Retipatia 24/10/2018
Uma verdadeira ode ao feminino!
Uma noiva a caminho das núpcias, uma filha vendida à fera, um elfo que vive no coração da floresta, uma garota que vive entre lobos, uma vampira solitária, um gato de botas... todos seres e histórias dignas dos mais conhecidos contos de fadas, transformados em histórias cheias de detalhes, beleza e significados nas palavras da incrível Angela Carter.
A leitura começa com a jovem noiva seguindo viagem de trem para o castelo de seu esposo e, a seguir, nos leva para o jogo que leva o homem a perder a filha para a fera e, de pronto, conhecemos um gato que gosta de andar sobre botas. Não paramos aí, adentramos a floresta e conhecemos uma garota feita de neve, uma outra senhora reclusa e um homem que se transforma à sua cheia... até Alice aprecia bem mais a companhia de lobos do que de homens...
Traçamos esses caminhos por 10 contos, todos narrados em um tipo de sincronia e balanço que só Carter expressa. São detalhados, dizem muito de lugares, pessoas, trajes, formas, texturas e cores. E, no mesmo montante, narram acontecimentos, diálogos e aventuras. Todos os contos têm seu misto de fantasia, ficção, realidade e romance, aliados à boa dose de sensualidade que seduz para o mundo momentâneo de cada pedaço de história, ainda que, por vezes, essa venha a se exprimir em poucas páginas. Aliás, tamanho e qualidade por aqui não andam de mãos dadas, já que os contos variam em tamanho, mas sem dispensar o primor narrativo que a autora consegue desencadear tanto quanto em primeira quanto terceira pessoa.

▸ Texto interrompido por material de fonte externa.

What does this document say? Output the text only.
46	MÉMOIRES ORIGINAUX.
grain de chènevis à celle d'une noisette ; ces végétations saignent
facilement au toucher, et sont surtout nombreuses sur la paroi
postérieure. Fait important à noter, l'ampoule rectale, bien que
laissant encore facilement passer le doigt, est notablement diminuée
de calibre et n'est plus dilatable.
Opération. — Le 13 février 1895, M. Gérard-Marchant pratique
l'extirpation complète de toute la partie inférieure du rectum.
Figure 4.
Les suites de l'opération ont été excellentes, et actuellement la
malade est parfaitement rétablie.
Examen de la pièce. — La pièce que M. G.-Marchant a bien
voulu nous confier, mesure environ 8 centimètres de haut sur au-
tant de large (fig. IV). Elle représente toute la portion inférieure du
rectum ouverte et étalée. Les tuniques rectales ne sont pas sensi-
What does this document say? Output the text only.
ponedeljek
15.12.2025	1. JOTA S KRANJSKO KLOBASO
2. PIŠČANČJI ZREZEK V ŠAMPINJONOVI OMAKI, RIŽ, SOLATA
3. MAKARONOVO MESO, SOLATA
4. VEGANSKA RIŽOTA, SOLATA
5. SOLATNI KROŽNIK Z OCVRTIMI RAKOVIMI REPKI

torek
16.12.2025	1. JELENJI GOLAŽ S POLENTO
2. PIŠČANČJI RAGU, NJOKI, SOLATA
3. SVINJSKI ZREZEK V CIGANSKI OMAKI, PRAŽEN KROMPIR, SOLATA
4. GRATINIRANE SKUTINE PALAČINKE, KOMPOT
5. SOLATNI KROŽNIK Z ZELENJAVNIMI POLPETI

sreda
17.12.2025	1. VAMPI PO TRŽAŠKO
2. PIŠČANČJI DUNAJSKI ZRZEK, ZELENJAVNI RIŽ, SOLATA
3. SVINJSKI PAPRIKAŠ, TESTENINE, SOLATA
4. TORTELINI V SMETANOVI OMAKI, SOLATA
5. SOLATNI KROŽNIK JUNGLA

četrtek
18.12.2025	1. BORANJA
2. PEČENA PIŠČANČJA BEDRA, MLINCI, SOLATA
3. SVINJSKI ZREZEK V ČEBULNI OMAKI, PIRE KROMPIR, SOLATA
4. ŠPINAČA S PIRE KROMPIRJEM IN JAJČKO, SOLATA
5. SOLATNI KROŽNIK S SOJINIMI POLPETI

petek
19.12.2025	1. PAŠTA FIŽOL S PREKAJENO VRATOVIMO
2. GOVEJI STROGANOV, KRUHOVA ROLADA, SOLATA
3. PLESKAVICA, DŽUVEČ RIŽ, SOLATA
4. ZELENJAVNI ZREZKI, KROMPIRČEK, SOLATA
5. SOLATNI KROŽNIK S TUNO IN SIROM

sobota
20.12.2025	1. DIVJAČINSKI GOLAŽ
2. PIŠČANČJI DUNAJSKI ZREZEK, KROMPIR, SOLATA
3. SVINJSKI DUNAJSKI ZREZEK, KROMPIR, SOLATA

Em O Quarto do Barba-Azul, que da título à obra e o conto mais longo da coletânea, Carter é subversiva quanto ao papel de salvador, no conto originário reservado aos irmãos da donzela, desencadeia um covil para o Barba-Azul prestes a engolir a pureza e a decência de sua nova esposa, e dá toques de sensualidade e irreverência aos detalhes que vão do personagem do afinador de pianos à simbologia do sangue e da marca que ele deixa.
Aliás, todas as histórias têm seu quê de simbólico, seja com o pai da Bela vendendo-a para a Fera, seja com os pássaros que o rei dos Elfos aprisiona em seu casebre na floresta ou com uma jovem garota que fora feita de neve, tudo tem um sentindo além do que está escrito e clama para que o leitor desvende as nuances de cada conto como se despisse uma dama vestida com camadas e camadas de cetim.
Um dos contos que mais imergi floresta adentro foi O Rei dos Elfos, além da história que deixa curiosa pelo desenrolar, há uma grande beleza na descrição dos cenários, sendo inclusive, tecidos parágrafos e mais parágrafos seguidos da mais pura narrativa descrita de local, sem nunca tornar qualquer frase parada ou enfadonha. Uma maestria que apenas enriquece e atiça a imaginação e dá asas para fazer fluir os acontecimentos da história por entre as árvores e criaturas tecidos na mente.
Outro que merece destaque é A Senhora da Casa do Amor, em que a imortal vampira tece seus sonhos pelas cartas de tarô que joga noite após noite, até que o destino a apresenta a oportunidade de mais um banquete apropriado, um inesperado jovem que reverte as circunstâncias da morta-viva.
Aos amantes do famoso A Bela e a Fera, a coletânea conta com três versões da história, da mais próxima ao que conhecemos, à uma bela que se transforma em fera. Todos repletos de tons vermelhos de rosas incautas e espinhos traiçoeiros.
Claro que cada um dos contos poderia ser objeto de análise detalhada, íntima e pormenorizada. Mas merecem, muito mais, toda atenção do leitor a desbravar as palavras e sentidos que povoam cada uma das histórias. Em resumo, precisam ser lidos para serem sentidos.
Toda a obra de Carter é uma ode ao feminino, com demonstrações claras da sensualidade que reverbera das próprias mulheres, o misticismo da virgindade, a força da maternidade, os elos do amor e refutando o papel de donzela em perigo e mulher indefesa. Sem dúvidas, mais que leitura recomendada para os amantes de releituras de contos de fadas, já que é deleite para a imaginação, mas necessária para fazer questionar tudo e todos ao nosso redor e os papéis que a literatura costuma moldar em suas páginas de papel, para as mulheres.